Stephens flew nearly all jet fighter aircraft of the 1940s and 1950s era from the F-80 Shooting Star to the F-106 Delta Dart. He flight tested the YF-100A, YF-102, XF-104, X-5, X-1B, Navy F2H3, F4D, the F-94 series, F-86, F-89D, F-89H, and YF-101. He served as test director for the F-104 program and performed the first wingtip fuel tank jettison test. On this flight, the fuel tanks slammed into the fuselage of the F-104 instead of falling free. Stephens made an emergency landing and saved the aircraft. Working with Lockheed engineers and other aviation consultants, he helped solve this and other problems with the F-104.

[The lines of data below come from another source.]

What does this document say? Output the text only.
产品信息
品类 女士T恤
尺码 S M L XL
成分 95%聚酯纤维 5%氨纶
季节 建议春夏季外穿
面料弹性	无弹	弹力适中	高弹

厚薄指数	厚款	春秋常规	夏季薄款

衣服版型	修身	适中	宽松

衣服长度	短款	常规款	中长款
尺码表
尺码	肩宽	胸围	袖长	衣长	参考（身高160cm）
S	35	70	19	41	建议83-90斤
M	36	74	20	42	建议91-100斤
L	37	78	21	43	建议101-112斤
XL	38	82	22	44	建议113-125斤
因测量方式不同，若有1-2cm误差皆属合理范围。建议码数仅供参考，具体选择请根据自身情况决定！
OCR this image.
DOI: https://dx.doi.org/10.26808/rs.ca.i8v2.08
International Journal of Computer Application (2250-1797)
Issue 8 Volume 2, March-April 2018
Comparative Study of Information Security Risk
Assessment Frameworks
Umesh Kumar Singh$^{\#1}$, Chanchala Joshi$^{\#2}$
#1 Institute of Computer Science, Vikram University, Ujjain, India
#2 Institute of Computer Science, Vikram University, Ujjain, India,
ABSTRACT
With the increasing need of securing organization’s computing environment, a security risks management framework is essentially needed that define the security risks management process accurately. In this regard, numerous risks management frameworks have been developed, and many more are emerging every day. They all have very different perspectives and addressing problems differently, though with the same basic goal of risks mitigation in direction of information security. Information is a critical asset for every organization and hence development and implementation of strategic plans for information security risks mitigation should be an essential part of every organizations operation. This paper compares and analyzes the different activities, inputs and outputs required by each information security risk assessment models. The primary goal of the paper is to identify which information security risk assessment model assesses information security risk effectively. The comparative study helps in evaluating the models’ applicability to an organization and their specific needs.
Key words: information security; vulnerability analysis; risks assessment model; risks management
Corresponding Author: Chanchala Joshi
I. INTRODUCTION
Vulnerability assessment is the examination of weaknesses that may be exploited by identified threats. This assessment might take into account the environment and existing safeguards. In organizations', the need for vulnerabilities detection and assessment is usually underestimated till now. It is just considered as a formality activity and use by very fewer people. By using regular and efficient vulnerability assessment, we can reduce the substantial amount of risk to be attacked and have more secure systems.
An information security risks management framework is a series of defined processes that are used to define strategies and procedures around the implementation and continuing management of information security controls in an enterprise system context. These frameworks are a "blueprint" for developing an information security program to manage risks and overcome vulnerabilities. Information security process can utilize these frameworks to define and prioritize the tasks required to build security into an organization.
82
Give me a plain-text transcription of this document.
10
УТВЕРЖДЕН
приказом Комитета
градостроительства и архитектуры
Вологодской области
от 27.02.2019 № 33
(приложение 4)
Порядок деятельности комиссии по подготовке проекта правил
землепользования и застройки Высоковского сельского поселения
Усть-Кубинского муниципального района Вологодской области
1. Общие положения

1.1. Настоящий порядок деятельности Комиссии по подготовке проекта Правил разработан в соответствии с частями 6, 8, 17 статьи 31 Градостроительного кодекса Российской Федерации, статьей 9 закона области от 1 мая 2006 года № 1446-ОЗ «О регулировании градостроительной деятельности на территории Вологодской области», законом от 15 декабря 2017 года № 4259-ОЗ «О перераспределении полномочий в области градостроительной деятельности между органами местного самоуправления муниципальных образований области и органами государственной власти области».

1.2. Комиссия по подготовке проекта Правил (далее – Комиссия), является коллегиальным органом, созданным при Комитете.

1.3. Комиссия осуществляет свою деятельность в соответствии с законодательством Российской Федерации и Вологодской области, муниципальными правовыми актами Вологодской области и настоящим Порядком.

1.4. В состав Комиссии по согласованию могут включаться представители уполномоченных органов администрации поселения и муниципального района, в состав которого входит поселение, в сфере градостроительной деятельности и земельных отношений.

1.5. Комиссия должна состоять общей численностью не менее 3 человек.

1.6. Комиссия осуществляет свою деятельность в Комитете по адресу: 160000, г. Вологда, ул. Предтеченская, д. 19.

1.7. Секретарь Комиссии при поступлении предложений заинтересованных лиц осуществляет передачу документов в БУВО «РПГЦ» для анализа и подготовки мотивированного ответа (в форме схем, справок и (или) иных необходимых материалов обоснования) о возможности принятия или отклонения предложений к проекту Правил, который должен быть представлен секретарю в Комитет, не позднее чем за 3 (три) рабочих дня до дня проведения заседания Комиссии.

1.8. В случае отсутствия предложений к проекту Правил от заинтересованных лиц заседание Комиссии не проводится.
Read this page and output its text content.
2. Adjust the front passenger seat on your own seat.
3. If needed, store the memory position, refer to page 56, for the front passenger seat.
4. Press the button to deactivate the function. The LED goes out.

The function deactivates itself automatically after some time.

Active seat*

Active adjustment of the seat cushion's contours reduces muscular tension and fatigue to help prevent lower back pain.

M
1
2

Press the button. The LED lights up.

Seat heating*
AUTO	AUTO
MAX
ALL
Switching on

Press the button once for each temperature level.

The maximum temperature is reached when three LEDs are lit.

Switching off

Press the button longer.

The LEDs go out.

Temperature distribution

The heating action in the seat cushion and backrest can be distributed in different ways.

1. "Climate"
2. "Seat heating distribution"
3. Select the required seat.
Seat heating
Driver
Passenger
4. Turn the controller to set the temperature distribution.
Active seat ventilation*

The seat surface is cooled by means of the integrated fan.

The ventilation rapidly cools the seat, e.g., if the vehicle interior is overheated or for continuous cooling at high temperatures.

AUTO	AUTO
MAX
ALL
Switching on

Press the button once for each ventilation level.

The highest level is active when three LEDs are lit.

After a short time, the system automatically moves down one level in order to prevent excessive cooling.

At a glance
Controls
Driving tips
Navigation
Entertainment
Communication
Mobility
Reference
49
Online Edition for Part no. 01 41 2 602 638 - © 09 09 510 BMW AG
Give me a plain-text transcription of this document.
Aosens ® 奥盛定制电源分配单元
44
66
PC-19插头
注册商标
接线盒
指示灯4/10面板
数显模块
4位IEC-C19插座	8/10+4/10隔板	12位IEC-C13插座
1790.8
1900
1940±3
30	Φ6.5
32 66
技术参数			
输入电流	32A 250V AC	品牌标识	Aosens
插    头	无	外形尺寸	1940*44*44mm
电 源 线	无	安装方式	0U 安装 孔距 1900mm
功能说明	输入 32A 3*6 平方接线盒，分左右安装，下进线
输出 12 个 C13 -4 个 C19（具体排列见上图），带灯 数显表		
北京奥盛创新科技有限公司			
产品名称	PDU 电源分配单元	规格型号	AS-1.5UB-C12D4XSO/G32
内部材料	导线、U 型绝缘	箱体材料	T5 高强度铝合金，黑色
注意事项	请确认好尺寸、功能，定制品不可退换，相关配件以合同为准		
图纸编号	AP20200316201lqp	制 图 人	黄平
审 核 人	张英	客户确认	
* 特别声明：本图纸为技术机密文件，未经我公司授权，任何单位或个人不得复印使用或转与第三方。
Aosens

On May 1, 1965, at Edwards Air Force Base, pilot Stephens and fire control officer Daniel Andre, established four world speed and altitude records in the YF-12A. They averaged 2,070 miles per hour over a 17-kilometer straight away course, then held 80,257 feet to establish a world record for sustained horizontal flight. These records stood until 1977 when they were surpassed by an SR-71.

After retiring from the military in 1973, Stephens was the U.S. representative for the German jet engine firm, MTU.

===Personal life===
Stephens died in 1984 in Munich, Germany and was buried in Gilmer City Cemetery. He is survived by his widow, Joy, and three daughters.

==Honors==
Stephens was awarded the following medals for his military service: Legion of Merit, Distinguished Flying Cross, and the Air Force Meritorious Service Medal. He was also honored with the 1965 Thompson Trophy, 1965 Mackay Trophy, Flying Tiger Trophy, Fédération Aéronautique Internationale Gold Medal, De la Vaulx Medal, Golden Plate Award of the American Academy of Achievement, and the city of Lancaster Aerospace Walk of Honor. On June 18, 1966, a parade was held in Gilmer, Texas to celebrate "Bobby Stephens Day". On October 20, 2000, in Gilmer, Texas the Gilmer Airfield officially changed its name to "Fox Stephens Field" in honor of Colonel Stephens.

Stephens was a member of the International Order of Characters and was a Fellow and past president of the Society of Experimental Test Pilots.